McALLEN, Texas (Border Report) — A group of legal organizations has sued the Department of Homeland Security and US Immigration and Customs Enforcement agencies alleging asylum-seekers at four detention facilities have been denied access to legal representation.
The lawsuit was filed earlier this month in the US District Court in Washington, DC, by the American Civil Liberties Union; the American Immigration Council; Americans for Immigrant Justice; Florence Immigrant and Refugee Rights Project; Immigration Justice Campaign; Immigration Services and Legal Advocacy, and the Refugee and Immigrant Center for Education and Legal Services (RAICES), against DHS, ICE, DHS Secretary Alejandro Mayorkas and Acting ICE Director Tae Johnson.

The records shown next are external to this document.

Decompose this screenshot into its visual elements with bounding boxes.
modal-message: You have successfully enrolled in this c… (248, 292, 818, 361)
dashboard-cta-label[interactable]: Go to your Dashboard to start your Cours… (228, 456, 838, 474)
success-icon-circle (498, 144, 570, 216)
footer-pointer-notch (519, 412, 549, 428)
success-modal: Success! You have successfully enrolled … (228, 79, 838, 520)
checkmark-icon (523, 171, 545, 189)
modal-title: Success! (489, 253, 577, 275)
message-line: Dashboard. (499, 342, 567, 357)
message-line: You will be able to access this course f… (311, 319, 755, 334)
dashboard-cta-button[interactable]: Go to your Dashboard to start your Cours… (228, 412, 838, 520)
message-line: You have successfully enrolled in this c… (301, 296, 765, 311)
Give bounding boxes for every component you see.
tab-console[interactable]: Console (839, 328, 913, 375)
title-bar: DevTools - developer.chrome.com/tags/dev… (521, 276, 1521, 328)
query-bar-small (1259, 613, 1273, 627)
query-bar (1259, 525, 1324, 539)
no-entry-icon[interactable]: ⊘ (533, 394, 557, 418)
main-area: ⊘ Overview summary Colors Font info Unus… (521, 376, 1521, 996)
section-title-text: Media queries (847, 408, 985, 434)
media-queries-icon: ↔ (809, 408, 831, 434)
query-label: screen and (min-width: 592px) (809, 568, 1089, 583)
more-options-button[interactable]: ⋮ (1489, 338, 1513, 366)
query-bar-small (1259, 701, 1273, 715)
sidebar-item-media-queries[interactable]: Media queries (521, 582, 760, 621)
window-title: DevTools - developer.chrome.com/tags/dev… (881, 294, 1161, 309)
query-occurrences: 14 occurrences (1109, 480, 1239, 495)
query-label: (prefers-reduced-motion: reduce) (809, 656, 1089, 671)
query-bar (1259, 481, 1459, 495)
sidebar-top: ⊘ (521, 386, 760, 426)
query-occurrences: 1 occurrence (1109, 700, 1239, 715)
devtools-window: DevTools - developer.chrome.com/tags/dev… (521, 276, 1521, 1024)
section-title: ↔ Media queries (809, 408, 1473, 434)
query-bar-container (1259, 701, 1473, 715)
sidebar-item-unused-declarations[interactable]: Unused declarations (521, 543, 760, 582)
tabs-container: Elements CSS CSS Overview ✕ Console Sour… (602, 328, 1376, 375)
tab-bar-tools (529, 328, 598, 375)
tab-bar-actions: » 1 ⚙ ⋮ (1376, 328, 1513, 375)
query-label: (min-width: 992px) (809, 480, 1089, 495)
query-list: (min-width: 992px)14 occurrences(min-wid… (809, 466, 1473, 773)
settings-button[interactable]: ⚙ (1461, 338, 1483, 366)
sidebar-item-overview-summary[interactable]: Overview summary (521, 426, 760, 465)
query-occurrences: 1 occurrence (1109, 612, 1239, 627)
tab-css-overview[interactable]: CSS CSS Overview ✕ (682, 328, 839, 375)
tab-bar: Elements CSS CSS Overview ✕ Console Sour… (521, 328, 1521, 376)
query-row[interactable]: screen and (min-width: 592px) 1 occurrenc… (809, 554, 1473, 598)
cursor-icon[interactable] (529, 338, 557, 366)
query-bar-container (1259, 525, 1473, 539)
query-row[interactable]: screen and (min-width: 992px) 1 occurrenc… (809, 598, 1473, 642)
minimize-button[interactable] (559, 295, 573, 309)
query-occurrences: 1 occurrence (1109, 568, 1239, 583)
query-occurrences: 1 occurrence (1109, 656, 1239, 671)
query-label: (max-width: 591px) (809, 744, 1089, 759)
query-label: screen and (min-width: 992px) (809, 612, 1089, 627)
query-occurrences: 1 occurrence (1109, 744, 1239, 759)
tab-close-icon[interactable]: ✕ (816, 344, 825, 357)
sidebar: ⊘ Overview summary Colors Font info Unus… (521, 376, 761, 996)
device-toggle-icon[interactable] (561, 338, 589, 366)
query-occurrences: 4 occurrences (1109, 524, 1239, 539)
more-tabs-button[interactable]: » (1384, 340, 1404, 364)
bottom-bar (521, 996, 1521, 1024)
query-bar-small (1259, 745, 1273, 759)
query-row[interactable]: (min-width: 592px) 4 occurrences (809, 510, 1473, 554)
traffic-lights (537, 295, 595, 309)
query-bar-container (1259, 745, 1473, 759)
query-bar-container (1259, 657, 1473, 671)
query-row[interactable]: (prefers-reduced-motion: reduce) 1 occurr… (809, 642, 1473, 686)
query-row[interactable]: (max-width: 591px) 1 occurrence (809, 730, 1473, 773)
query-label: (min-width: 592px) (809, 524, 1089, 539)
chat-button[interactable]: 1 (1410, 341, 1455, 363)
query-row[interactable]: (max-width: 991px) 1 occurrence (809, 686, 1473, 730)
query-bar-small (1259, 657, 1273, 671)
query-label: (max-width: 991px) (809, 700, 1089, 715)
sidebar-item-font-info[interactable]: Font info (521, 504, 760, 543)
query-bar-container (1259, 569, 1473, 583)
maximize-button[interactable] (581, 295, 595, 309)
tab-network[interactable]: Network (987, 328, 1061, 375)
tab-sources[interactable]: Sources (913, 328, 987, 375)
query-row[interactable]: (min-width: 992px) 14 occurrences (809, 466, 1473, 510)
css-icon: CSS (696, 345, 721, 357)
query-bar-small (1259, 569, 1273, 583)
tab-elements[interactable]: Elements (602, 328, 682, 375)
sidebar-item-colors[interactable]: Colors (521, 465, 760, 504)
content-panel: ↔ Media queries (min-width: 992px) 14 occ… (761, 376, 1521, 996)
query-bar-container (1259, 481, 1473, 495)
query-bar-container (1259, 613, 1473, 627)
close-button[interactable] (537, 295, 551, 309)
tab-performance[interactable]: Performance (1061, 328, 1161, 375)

The complaint alleges that the Laredo Processing Center in Laredo, Texas; the Florence Correctional Center in Phoenix, Arizona; the River Correctional Center in New Orleans; and the Krome Detention Center near Miami have insufficient private attorney visitation rooms, difficult scheduling requirements for legal calls, and severe restrictions on arranging interpretation services.

“Defendants’ restrictions on attorney-client communications interfere with the detained clients’ ability to communicate effectively with their counsel and plaintiffs’ ability to provide effective legal services to their clients. Defendants’ restrictions affect all aspects of attorney-client communication necessary for representation,” the 80-page lawsuit says.
“Confidential and reliable communication between an attorney and their client is absolutely necessary,” said Bernardo Rafael Cruz, a lawyer for the ACLU of Texas. “These ICE detention centers make that almost impossible, obstructing a person’s opportunity for a fair legal process and violating their constitutional rights.”
A 2021 report by Syracuse University’s Transactional Records Access Clearinghouse found legal representation necessary to winning in US immigration courts.

The report found that during the past two decades, four out of five — or 81% — of asylum decisions, or other forms of relief from deportation, occurred when the migrant had legal representation.
“The current administration continues the pattern of presenting migrants with hurdles and barriers to seeking asylum. Denial of meaningful access to counsel in immigrant detention is a big piece of that pattern,” Javier Hidalgo, the director of pre-removal services at RAICES, said in a statement.
Border Report has reached out to DHS for comment on the lawsuit. This story will be updated if information is received.